More so, we also have lighter rackets with open string pattern frames nowadays that make it easier for tennis players to put more spin on the tennis ball.
These lighter rackets have a smaller grip that helps tennis players to whip the racket head faster. The smaller grip usually achieves this in two ways:
- Tennis players can slide the heel of their hands off the end of the racket, making the racket effectively longer and allowing for more snap, especially on the serve.
- The smaller grip allows for more wrist snap for groundstrokes using modern western forehand grips and open-stance hitting styles.
Older and heavier rackets require larger grips so that tennis players can control the racket, especially on off-center hits. Heavier rackets with smaller grips can also create arm discomfort.
Now it can be seen why Serena Williams uses a racket with a larger grip size – her racket is heavier.
Serena Williams has been using a Wilson racket all through her career. Now Serena has her custom-made racket – the Serena Williams Blade 104 Autograph racket – which was designed in 2017.
Serena Williams’ racket is packed with lots of power. With the racket, Serena can hit a heavy ball and give the biggest serve of all time in the women’s tennis game.
This racket has undoubtedly helped her to get her 23rd grand slam titles in singles, 14 in doubles, and two in mixed doubles – a total of 39 grand slams!
Remember, Serena Williams’ racket is an oversize racket, having a head size of 104 square inches. This gives her a larger sweet spot and enables her to hit the tennis ball with pace.
So you want to play like Serena Williams, here is the specification of her racket. You can get a very similar racket for your tennis game.
Serena Williams Racket Specification
- Head size: 104sq. in. that about 671sq. cm.

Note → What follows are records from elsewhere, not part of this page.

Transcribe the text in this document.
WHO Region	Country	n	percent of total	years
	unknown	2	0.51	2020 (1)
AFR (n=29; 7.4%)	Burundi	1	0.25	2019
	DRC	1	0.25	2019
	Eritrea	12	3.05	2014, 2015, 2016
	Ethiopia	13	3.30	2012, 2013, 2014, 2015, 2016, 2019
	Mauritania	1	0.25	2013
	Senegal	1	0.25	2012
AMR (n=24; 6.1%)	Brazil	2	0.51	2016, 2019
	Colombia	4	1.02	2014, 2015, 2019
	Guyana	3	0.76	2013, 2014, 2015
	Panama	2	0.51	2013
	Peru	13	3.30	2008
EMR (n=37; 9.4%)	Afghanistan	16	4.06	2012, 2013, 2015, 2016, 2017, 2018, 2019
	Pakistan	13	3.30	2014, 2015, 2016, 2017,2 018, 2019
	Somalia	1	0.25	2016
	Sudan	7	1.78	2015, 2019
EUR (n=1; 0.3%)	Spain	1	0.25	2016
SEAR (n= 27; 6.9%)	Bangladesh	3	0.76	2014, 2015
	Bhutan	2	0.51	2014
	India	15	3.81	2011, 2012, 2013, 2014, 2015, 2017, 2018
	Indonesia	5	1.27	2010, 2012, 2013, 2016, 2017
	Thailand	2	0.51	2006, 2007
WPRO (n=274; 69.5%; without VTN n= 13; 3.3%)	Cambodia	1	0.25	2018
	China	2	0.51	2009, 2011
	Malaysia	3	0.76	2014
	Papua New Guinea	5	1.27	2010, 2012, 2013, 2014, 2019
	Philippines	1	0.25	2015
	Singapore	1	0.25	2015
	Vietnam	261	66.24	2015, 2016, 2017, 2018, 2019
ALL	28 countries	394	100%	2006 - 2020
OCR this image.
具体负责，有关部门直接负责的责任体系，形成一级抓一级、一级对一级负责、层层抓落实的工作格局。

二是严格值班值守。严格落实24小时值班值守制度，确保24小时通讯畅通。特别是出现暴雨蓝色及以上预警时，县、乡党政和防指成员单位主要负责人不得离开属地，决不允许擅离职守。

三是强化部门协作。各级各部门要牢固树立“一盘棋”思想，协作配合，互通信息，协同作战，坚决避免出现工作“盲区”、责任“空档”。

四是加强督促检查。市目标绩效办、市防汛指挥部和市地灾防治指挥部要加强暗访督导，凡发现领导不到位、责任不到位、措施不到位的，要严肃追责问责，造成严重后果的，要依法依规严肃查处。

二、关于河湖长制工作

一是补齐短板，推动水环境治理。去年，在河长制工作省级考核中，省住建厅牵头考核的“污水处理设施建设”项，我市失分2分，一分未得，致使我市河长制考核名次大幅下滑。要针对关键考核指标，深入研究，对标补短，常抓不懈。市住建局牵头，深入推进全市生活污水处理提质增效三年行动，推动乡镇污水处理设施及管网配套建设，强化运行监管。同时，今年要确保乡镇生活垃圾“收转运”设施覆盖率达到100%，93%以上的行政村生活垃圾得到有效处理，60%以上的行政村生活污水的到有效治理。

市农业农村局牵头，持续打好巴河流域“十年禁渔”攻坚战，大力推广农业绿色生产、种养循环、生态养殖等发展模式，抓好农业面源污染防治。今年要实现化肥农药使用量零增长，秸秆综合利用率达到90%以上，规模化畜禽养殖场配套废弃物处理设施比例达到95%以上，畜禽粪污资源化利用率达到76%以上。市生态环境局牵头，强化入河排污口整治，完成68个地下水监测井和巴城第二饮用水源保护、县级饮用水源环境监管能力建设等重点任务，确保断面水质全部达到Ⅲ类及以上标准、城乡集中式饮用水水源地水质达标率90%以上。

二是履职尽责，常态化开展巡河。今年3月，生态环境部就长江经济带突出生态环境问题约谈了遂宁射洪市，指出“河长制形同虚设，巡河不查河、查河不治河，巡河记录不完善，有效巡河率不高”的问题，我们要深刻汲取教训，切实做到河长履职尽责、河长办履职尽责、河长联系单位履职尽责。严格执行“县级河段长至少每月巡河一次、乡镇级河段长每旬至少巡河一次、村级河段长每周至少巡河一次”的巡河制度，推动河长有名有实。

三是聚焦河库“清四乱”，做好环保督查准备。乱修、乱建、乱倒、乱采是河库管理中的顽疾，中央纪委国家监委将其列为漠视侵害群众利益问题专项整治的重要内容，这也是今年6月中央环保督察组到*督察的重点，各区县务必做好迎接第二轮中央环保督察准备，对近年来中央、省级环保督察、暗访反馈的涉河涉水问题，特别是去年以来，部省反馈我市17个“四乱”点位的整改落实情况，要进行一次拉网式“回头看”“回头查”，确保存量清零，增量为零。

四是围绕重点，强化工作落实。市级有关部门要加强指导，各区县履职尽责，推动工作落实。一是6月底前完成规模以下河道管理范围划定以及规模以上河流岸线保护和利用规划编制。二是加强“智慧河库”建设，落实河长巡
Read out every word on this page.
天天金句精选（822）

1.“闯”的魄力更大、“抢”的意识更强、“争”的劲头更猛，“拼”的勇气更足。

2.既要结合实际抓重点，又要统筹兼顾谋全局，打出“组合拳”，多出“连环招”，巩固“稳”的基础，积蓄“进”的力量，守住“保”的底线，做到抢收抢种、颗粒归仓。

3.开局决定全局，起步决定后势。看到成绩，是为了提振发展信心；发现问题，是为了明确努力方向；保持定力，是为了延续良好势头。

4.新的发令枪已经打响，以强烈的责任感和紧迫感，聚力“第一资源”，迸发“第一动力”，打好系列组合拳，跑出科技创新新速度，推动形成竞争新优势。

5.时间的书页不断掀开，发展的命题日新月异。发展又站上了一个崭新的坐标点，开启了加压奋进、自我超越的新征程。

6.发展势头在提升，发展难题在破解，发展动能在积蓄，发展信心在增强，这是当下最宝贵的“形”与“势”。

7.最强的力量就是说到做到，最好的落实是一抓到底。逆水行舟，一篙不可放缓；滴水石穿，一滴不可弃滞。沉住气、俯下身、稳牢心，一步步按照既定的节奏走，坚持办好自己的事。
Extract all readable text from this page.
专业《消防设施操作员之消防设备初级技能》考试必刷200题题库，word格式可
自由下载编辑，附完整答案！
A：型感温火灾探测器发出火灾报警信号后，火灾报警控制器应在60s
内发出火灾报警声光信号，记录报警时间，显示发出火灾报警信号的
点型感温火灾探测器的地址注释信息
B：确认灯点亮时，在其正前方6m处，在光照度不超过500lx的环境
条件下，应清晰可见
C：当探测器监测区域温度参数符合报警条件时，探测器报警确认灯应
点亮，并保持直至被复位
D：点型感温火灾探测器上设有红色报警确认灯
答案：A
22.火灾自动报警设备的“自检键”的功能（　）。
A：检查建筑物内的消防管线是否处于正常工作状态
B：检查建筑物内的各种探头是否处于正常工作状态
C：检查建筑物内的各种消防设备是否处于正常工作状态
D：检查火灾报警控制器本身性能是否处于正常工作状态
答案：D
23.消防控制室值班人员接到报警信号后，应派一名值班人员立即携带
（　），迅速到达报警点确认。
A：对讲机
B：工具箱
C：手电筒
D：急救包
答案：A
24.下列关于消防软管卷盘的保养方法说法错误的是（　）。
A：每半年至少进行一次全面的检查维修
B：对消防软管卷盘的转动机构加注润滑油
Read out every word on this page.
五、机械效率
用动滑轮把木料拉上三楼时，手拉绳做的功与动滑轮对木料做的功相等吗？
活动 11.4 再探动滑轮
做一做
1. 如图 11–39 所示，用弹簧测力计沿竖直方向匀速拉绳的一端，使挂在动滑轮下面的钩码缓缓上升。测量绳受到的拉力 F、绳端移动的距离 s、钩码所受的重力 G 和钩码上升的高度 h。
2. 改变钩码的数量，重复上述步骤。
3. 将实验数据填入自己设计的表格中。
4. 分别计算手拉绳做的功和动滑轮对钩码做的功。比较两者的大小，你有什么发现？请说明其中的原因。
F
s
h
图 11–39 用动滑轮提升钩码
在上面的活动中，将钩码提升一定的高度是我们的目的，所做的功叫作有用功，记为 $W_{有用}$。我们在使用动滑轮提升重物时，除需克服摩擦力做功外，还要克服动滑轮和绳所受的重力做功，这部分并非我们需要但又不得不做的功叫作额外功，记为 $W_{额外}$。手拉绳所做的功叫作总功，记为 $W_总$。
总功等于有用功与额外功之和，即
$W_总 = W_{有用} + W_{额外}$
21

- Length: 27.7in. that about 70.4cm.
- Strung weight: 11.7oz. that is about 330grm.
- Strung balance: 340mm
- Stiffness: 61
- Grip size: L5 (4 5/8in)
- Grip type: Wilson Synthetic + Overgrip
- String pattern: 18 Mains/19 Crosses
- Paint: Wilson BLX Blade 104 (100 yr logo)
- Silicone: No (epoxy filled)
- Lead: No (at least not visible)
- Swing weight: 366
As you can see above, Serena Williams’ racket does not only have a larger head size than most other rackets, but it also has one of the heftiest swing weights in the women’s tennis game.
However, Serena has recently changed her racquet from Wilson in the Australian Open.
Her new racket is called “SW102 Autograph racquet.” This new racket has a smaller head size than her previous SW104 Autograph racquet.
The SW102 Autograph racquet was co-developed with Serena as the best tool for her game.
From the post above, you now have the understanding that Serena Williams uses an Eastern forehand grip and hits the tennis ball flat and hard.
While Serena doesn’t add lots of finesse to her game, her timing of the tennis ball is superb and second to none.
She is also a fierce fighter with an extraordinary mental strength – how else would she have won 23 grand slam titles on the court. Will Serena reach number 24?
Considering how Serena often manages to get to the finals, she should be able to reach number 24.
However, the women’s tennis game is getting more competitive than ever and Serena will likely face tough competition for the slams in 2020.